Toyota is clearly a dynamic cost efficient enterprise, just as they were when they began production way back in 1988. In the years that followed,we sawthe automaker building high quality products, at competitive prices and at standard costs. They matched the wages and benefits negotiated by the workers of the Detroit 3 in an attempt to take away the incentive for Toyota workers to join the union.

Fast forward to 2013, we have since seen a growing gap between the fully waged and benefited worker and what they call “essential for competitive flexibility” contract workers. The question should be asked, who has benefited from the more than $27,000 on wages saved alone in paying new workers less. Full time workers who also receive pension credits vs Toyota underfunding the pension plan with contract workers. This amounts to roughly $21,000 a year more per person, all being expropriated by Toyota from contract workers. We at Unifor argue this money is rightfully
theirs, not to be pocketed by Toyota in surplus profits.

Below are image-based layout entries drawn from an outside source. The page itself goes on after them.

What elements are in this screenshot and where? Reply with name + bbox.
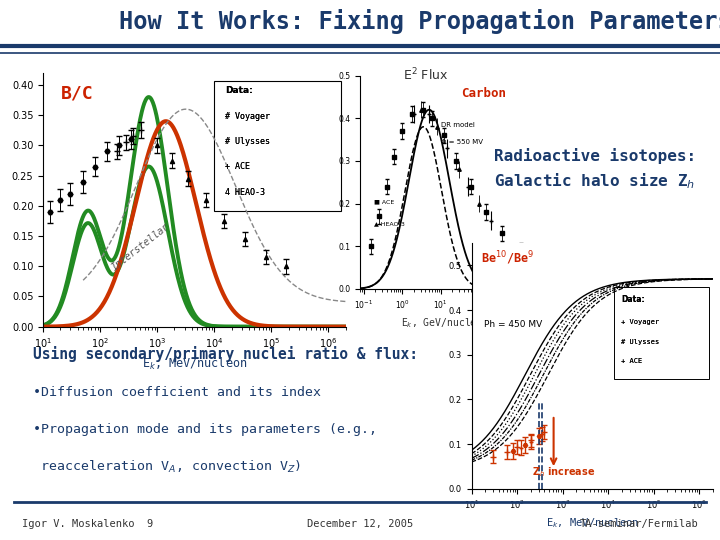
Text: E$^2$ Flux: E$^2$ Flux <box>403 67 449 84</box>
Text: •Propagation mode and its parameters (e.g.,: •Propagation mode and its parameters (e.… <box>33 423 377 436</box>
X-axis label: E$_k$, MeV/nucleon: E$_k$, MeV/nucleon <box>142 356 247 372</box>
Text: Radioactive isotopes:
Galactic halo size Z$_h$: Radioactive isotopes: Galactic halo size… <box>495 148 696 191</box>
Text: B/C: B/C <box>61 84 94 102</box>
Text: Be$^{10}$/Be$^9$: Be$^{10}$/Be$^9$ <box>481 249 534 267</box>
Text: # Ulysses: # Ulysses <box>621 339 660 345</box>
Text: + Voyager: + Voyager <box>621 319 660 325</box>
Text: December 12, 2005: December 12, 2005 <box>307 519 413 529</box>
Text: # Ulysses: # Ulysses <box>621 339 660 345</box>
FancyBboxPatch shape <box>214 80 341 211</box>
Text: + Voyager: + Voyager <box>621 319 660 325</box>
Text: Igor V. Moskalenko  9: Igor V. Moskalenko 9 <box>22 519 153 529</box>
Text: 4 HEAO-3: 4 HEAO-3 <box>225 188 265 197</box>
X-axis label: E$_k$, GeV/nucleon: E$_k$, GeV/nucleon <box>401 316 488 330</box>
Text: # Voyager: # Voyager <box>225 112 269 120</box>
Text: # Ulysses: # Ulysses <box>225 137 269 146</box>
Text: + ACE: + ACE <box>621 359 642 364</box>
Text: + ACE: + ACE <box>621 359 642 364</box>
Text: # Ulysses: # Ulysses <box>225 137 269 146</box>
Text: ■ ACE: ■ ACE <box>374 200 394 205</box>
Text: DR model: DR model <box>441 122 475 128</box>
FancyBboxPatch shape <box>614 287 709 380</box>
Text: Data:: Data: <box>621 295 645 304</box>
Text: Interstellar: Interstellar <box>109 221 171 273</box>
Text: # Voyager: # Voyager <box>225 112 269 120</box>
Text: ▲ HEAO-3: ▲ HEAO-3 <box>374 221 405 226</box>
X-axis label: E$_k$, MeV/nucleon: E$_k$, MeV/nucleon <box>546 516 639 530</box>
Text: Using secondary/primary nuclei ratio & flux:: Using secondary/primary nuclei ratio & f… <box>33 346 418 362</box>
Text: TA-seminar/Fermilab: TA-seminar/Fermilab <box>580 519 698 529</box>
Text: How It Works: Fixing Propagation Parameters: How It Works: Fixing Propagation Paramet… <box>119 9 720 34</box>
Text: Z$_h$ increase: Z$_h$ increase <box>532 465 595 479</box>
Text: Data:: Data: <box>621 295 645 304</box>
Text: •Diffusion coefficient and its index: •Diffusion coefficient and its index <box>33 386 321 399</box>
Text: Ph = 450 MV: Ph = 450 MV <box>484 320 542 328</box>
Text: + ACE: + ACE <box>225 163 250 171</box>
Text: Data:: Data: <box>225 86 253 95</box>
Text: + ACE: + ACE <box>225 163 250 171</box>
Text: 4 HEAO-3: 4 HEAO-3 <box>225 188 265 197</box>
Text: Φ = 550 MV: Φ = 550 MV <box>441 139 483 145</box>
Text: reacceleration V$_A$, convection V$_Z$): reacceleration V$_A$, convection V$_Z$) <box>33 459 302 475</box>
Text: Data:: Data: <box>225 86 253 95</box>
Text: Carbon: Carbon <box>462 87 507 100</box>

Why contract workers? Is this a probation period? Why for so long? Do they do less work than full time workers? These questions must be asked. Why was it ok for workers to earn parity with the Detroit 3 auto makers in the late 80’s and be competitive, but in 2013 Toyota is taking away over $48000 in wages, pensions and benefits in what is being reported as probably 20% of its work force. That is approximately $6.25 million that rightly belongs to the workers per year. Toyota contract workers are $13 behind a permanent worker – significant in itself. This does not include the pensions and benefits which could provide another $10 per hour for the full time worker.

The workers at Toyota are seeking just what the company has encouraged. Workers want to implement ‘Kaizen’ continuous improvement in their work conditions, benefits and relationship with their employer. By joining Unifor you are making continuous improvements in all these areas. Without a union, the facts don’t lie, conditions and treatment have eroded over the years’.